What You Need to Know About Avoiding Capital Gains Taxes on Real Estate


Imagine making $300,000 and not having to pay taxes on it. This is a tax break for homeowners who sell their home for gain–as long as they have lived in the house at least two years during the five years before the sale.

As a couple, you can shelter $500,000. This is important to note as the capital gains tax rate is 20 percent for people in the top tax bracket. As a result, it is imperative to have a clear understanding of capital gains tax.

Continue reading to learn more.

Rich People Aren’t the Only Ones Concerned with Capital Gains

If you sell a capital asset, capital gains taxes may apply. According to the Internal Revenue Service, almost anything you own can qualify as a capital asset. it doesn’t matter whether it is real estate, an investment in stocks, a car or a boat.
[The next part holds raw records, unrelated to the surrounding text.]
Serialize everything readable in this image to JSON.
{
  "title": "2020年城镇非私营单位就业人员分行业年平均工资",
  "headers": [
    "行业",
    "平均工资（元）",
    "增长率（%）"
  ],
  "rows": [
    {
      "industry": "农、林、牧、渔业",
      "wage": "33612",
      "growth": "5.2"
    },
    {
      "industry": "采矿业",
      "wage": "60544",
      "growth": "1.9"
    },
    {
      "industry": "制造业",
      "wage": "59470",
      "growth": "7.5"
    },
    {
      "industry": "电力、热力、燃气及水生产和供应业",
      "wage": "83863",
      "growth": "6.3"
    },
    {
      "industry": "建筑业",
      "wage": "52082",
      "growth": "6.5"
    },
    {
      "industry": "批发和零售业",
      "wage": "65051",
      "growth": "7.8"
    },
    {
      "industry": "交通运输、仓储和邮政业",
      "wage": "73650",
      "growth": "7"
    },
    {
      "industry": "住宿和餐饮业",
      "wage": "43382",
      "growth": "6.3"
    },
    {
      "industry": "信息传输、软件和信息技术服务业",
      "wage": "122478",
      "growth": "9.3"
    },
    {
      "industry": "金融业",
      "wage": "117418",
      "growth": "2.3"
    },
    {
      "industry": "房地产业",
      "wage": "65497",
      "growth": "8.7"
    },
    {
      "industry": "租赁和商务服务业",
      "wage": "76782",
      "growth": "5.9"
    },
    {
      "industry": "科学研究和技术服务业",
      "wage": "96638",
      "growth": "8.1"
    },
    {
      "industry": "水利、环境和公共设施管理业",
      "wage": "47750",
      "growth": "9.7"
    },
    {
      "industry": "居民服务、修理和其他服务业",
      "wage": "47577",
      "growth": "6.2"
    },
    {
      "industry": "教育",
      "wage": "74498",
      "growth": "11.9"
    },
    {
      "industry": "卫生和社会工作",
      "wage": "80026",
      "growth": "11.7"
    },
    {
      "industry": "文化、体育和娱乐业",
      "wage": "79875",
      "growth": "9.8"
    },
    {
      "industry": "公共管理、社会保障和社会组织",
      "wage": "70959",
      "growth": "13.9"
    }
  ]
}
Selling the item for more than your basis means the difference is a capital gain. When it’s time to file taxes, you will need to report that gain. Basis is what you paid for the item. This includes the cost, taxes, shipping fees and installation.

In addition, if you spent money on improvements–that will increase the value of your basis. On the other hand, depreciation can reduce your basis.

The Basics of Capital Gains Taxes

It is critical to note that there are two different rates for capital gains. This can help you decide how and when to sell your property.

1. Short-term capital gains.

These are taxed at ordinary income tax rates. To illustrate, it is the rate you pay on work, freelancing or interest income. Of course, this varies based on your full taxable income–but, it is usually between 10 percent and 39.6 percent.

2. Long-term capital gains.

You will get better rates on long-term capital gains. In fact, they can be as low as 0 percent to up to 20 percent–it depends on your income. You can qualify for these rates if you hold your property for a minimum of one year.

Special Rules for Home Sales

As stated earlier, there are particular rules around home sales. To achieve the full benefit of the IRS capital gain exclusion, you must have lived in your home for two of the last five years.

Then, you can qualify for the exclusion of $250,000 for a single home owner and $500,000 for a couple.

Proving Your Home’s Adjusted Basis

Over the years, you might have made improvements on your home. Check out the IRS’s Publication 523, which lists improvements that increase the basis. These types of improvements must last over a year and include:

  • Central air
  • New flooring
  • Landscaping
  • Sprinkler systems
  • Bathroom additions
  • Attic insulation
  • Alarm systems
  • Satellite dish

A simple repair is considered maintenance but does not add to the basis. The only way to include repairs as improving the home’s basis is if they are part of a comprehensive remodel.

Nonetheless, you must keep track of everything with records and receipts. Furthermore, you must know your gain and report it accurately.

Final Thought

As you can see, capital gains taxes can be confusing if you are uninformed. Start researching today to ensure you can make the most of your capital gains.